Bundle-shaped β-NaYF₄ microrods: Hydrothermal synthesis, Gd-mediated downconversion luminescence and ratiometric temperature sensing

In this study, bundle-shaped β-NaYF₄ microrods with uniform morphology and good monodispersity were successfully synthesized via a facile, template-free and environmentally-friendly hydrothermal route. According to the time-dependent experimental results, the formation mechanism for the crystal phase and shape evolution process has been proposed via the Ostwald-ripening process.
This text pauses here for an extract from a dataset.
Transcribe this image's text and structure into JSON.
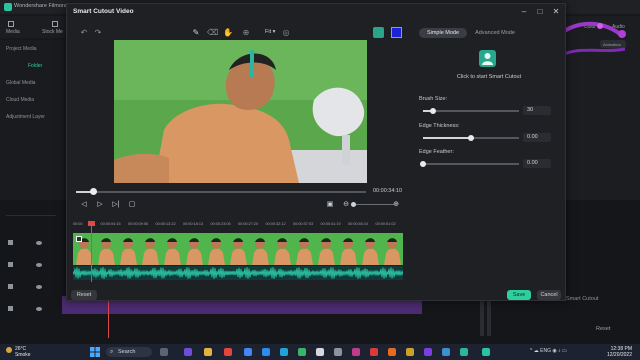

Under single wavelength irradiation at 250 nm, intense multi-color downconversion emissions can be obtained by co-doping Ce³⁺, Gd³⁺ and X³⁺ (X = Eu, Tb and Dy) into the as-synthesized β-NaYF₄ crystals, in which Gd³⁺ plays an intermediate role in transferring the excitation energy from sensitizer Ce³⁺ to activators X³⁺. Furthermore, the temperature-dependent emission behaviors of β-NaY_0.8Gd_0.2F₄:Ce³⁺/X³⁺ dual-emitting products have been systemically investigated to explore their possible application in self-calibrated optical thermometry. Impressively, the high temperature sensitivity, good signal discriminability and excellent thermal stability of the investigated dual-emitting phosphors making them a promising candidate for temperature sensing.